In line with the naming convention of the IRGC, the ship was named after a martyr. Shahid Mahdavi or Martyr Mahdavi was named after Nader Mahdavi, an Iranian guardsman killed by the U.S. Navy in 1987 during the Tanker War.

The Shahid Mahdavi was deployed for the first time off Gulf of Aden in May 2023. In February 2024, the ship was used to launch two Zolfaghar or Dezful anti-ship ballistic missiles. The ship crossed the Equator for the first time in its latest deployment. The ship was converted from a container ship, formerly known as Sarvin into warship at the ISOICO Shipyard.

In January 2026, the Shahid Mahdavi was present at the BRICS "Will for Peace" joint naval exercise at Simon's Town in South Africa.

Shahid Mahdavi was sunk in the Gulf of Oman during the 2026 Iran war.

==Description==
Shahid Mahdavi has been described as a 'Q-ship'. Q-ships are commercial ships that were outfitted with weapons, allowing them to ambush weaker ships or submarines during the World Wars. The multipurpose warship was designed specifically for long-range operations and was equipped with missiles, air defense systems, and an advanced radar.
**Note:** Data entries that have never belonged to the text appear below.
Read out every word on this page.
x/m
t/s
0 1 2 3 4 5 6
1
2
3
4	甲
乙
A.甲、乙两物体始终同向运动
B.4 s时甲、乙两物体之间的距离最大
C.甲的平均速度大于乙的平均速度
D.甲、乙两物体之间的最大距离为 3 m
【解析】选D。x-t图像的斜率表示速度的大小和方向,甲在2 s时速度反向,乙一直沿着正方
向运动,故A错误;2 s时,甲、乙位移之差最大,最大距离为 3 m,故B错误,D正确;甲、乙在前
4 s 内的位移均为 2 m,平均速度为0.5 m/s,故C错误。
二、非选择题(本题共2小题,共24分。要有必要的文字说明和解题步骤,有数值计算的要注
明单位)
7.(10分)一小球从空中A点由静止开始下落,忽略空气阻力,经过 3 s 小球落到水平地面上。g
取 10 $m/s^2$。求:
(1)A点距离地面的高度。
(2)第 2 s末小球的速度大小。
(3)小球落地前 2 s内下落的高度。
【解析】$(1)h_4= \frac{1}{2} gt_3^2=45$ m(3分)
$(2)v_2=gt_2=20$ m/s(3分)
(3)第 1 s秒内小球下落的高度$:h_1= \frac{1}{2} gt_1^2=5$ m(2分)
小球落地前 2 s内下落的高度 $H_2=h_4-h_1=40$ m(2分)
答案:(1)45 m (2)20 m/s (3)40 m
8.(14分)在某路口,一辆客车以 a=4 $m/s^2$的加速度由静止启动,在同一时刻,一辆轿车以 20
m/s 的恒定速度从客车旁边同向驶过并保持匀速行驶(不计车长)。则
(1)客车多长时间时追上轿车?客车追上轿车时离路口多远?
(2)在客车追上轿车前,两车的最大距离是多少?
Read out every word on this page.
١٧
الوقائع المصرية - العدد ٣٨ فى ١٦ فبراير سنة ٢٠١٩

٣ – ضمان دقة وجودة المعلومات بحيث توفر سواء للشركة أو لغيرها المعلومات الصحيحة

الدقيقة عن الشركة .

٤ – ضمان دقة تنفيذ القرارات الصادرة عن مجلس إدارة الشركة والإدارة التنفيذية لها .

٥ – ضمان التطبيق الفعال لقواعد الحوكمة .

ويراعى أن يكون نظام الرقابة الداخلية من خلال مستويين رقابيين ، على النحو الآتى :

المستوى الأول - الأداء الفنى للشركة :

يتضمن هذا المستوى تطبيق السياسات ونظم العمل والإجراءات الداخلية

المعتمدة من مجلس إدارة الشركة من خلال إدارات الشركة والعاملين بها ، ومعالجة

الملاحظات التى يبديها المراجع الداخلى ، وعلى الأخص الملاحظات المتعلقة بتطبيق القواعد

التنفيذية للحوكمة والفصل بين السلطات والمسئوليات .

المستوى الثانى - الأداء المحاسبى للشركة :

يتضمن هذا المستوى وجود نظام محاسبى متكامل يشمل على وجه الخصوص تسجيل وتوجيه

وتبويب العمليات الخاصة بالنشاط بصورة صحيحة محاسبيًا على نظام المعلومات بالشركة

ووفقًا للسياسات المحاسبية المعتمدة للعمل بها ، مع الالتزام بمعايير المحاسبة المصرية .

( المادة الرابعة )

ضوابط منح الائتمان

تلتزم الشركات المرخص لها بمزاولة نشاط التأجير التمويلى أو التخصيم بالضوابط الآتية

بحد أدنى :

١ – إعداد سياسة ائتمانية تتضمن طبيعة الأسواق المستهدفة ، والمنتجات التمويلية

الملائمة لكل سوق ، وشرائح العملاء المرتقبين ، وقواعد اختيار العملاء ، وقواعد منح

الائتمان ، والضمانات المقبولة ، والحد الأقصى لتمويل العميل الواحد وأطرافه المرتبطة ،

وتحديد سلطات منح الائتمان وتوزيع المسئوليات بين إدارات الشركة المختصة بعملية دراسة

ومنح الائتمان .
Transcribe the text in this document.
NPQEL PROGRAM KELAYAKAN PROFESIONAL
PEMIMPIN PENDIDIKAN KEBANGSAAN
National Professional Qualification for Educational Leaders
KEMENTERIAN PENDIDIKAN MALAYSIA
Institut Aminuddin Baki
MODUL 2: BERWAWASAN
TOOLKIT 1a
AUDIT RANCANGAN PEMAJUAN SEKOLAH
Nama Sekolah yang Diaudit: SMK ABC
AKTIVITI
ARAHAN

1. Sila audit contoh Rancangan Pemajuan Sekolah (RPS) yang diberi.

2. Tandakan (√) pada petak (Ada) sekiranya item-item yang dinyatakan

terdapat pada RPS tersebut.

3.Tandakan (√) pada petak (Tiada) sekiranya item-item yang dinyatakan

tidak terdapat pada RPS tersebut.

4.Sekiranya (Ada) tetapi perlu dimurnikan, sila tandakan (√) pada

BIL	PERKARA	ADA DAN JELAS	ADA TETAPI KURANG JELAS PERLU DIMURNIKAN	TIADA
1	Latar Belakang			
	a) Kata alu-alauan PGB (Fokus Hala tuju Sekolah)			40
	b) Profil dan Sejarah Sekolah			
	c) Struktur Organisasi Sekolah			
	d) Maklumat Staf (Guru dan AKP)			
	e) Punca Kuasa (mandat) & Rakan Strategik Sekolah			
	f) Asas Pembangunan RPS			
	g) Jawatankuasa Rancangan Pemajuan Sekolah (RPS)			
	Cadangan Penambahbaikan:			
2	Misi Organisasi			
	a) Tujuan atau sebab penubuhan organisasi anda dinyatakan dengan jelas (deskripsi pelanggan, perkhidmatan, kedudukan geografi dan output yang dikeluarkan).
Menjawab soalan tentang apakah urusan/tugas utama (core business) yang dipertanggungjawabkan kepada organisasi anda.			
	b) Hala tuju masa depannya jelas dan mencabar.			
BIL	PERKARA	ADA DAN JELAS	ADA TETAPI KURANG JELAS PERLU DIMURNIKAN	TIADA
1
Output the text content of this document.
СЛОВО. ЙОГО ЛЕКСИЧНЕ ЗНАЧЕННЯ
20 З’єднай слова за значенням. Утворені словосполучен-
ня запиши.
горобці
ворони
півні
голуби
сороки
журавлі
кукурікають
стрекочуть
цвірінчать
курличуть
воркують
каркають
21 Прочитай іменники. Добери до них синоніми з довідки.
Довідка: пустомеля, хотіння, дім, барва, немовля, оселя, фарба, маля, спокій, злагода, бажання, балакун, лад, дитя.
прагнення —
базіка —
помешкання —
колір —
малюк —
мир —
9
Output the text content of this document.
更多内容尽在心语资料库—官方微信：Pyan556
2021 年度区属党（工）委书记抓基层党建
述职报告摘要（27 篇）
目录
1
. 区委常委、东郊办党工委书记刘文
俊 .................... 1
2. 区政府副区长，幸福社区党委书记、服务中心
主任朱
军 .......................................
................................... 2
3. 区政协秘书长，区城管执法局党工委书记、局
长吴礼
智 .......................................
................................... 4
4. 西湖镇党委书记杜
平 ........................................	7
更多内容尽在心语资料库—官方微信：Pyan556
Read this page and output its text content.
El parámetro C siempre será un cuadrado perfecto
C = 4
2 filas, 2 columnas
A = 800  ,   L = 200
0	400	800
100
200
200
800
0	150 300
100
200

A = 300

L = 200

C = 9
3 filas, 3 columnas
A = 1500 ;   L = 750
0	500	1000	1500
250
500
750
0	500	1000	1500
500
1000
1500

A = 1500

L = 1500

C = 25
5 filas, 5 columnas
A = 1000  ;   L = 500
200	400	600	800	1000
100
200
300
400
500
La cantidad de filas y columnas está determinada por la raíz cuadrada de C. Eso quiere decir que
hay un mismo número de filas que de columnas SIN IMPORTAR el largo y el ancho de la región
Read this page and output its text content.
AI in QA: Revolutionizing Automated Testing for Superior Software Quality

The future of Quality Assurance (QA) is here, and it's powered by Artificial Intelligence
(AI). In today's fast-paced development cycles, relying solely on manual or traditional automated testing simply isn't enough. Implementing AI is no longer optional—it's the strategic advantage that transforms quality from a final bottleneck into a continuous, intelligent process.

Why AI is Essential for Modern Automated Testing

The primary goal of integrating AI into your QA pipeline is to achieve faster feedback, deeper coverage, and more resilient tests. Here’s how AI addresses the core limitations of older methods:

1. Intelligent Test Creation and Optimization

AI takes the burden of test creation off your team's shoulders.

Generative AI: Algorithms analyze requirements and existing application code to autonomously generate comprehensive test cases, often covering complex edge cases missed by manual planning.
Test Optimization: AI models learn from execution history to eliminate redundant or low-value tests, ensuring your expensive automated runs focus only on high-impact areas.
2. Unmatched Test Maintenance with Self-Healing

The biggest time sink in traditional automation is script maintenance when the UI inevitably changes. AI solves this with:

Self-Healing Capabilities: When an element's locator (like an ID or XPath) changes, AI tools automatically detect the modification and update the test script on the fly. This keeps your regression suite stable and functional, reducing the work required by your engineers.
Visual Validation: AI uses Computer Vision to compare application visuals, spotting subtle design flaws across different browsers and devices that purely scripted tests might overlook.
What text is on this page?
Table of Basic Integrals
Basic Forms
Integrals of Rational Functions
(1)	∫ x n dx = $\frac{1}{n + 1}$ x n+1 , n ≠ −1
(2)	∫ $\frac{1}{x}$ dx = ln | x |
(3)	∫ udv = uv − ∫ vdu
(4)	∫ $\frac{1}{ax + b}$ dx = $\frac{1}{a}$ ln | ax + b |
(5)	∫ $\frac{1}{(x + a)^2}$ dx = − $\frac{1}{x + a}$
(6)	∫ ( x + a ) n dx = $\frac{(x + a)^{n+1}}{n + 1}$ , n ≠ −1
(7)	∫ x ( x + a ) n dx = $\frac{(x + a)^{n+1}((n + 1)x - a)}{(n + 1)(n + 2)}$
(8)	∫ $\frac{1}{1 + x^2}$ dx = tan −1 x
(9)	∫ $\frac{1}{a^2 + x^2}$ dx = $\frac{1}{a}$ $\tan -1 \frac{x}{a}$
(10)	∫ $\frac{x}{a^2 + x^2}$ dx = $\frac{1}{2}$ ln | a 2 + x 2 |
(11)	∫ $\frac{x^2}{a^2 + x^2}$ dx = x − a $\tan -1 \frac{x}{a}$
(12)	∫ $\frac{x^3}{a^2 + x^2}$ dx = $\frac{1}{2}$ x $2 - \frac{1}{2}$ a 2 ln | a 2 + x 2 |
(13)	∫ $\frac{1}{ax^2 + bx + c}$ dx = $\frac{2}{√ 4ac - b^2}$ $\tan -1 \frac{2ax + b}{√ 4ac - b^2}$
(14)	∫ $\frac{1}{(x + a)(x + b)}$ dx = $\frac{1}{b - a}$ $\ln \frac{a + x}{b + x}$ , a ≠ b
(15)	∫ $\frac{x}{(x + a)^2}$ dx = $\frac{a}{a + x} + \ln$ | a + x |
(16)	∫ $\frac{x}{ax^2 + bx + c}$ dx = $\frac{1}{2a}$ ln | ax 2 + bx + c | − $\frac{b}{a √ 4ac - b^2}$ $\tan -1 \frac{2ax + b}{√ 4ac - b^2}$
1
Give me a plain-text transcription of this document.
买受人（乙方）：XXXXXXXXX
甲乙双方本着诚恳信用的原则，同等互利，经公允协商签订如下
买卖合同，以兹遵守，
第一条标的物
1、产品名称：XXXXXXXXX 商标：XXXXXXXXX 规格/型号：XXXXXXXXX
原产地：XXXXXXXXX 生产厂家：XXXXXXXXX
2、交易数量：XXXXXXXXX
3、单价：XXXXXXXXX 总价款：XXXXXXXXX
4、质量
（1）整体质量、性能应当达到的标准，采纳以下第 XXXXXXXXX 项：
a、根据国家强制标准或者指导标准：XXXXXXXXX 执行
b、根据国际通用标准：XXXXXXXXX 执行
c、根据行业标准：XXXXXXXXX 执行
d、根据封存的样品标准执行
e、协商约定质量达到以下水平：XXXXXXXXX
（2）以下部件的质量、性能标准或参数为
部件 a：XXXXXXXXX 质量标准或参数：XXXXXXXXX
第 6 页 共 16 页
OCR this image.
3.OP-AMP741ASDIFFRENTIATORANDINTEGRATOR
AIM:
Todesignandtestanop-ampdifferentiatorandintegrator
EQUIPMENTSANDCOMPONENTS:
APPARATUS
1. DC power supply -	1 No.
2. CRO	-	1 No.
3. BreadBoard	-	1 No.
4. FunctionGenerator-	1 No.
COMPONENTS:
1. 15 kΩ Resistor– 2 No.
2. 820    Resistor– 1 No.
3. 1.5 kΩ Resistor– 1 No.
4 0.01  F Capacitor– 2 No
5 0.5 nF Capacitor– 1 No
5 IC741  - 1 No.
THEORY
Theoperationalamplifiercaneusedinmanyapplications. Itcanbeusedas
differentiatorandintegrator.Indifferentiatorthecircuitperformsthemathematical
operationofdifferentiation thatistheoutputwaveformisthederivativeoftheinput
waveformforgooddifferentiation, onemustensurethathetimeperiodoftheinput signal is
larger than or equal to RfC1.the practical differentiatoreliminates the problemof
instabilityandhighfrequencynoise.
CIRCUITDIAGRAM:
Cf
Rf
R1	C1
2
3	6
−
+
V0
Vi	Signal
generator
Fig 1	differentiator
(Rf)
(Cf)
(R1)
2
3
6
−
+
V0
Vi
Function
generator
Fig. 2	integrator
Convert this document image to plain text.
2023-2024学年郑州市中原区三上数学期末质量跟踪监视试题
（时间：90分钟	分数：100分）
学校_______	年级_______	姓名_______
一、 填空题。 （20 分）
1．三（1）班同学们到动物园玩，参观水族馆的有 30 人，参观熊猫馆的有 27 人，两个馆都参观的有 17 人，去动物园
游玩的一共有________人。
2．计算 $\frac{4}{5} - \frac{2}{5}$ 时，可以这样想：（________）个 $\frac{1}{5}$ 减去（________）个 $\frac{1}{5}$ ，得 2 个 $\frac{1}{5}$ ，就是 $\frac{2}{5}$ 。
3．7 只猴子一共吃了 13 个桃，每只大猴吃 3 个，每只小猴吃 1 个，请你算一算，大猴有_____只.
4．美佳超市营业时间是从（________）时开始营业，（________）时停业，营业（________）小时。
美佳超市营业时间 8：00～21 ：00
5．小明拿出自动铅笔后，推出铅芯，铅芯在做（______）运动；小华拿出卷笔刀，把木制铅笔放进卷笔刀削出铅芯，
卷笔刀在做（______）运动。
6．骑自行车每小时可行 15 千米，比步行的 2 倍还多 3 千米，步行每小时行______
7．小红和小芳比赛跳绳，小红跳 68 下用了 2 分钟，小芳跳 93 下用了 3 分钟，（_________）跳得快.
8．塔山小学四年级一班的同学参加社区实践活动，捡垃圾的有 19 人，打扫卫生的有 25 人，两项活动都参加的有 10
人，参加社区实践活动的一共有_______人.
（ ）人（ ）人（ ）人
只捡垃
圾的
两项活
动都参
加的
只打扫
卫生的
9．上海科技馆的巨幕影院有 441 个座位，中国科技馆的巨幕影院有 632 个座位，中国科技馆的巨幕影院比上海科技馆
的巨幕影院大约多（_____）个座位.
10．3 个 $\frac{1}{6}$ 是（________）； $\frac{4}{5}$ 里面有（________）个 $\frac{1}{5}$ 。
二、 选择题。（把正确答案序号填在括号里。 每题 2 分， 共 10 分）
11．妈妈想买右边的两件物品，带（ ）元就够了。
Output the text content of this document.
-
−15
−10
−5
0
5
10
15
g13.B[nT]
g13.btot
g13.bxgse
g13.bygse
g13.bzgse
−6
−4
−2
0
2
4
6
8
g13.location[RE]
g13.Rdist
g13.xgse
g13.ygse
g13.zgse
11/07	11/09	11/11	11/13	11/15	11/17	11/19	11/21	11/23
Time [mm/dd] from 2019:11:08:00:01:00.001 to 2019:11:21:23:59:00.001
In 2025 a manipulated image was offered via Iranian agency "Salam Pix", showing a top-down view of Shahid Mahdavi with several helicopters parked and several silhouettes of fighter jets painted on it`s deck. The fake image was distributed to French "Abaca Press" and British Alamy, and was republished by various news outlets during the 2026 Iran war.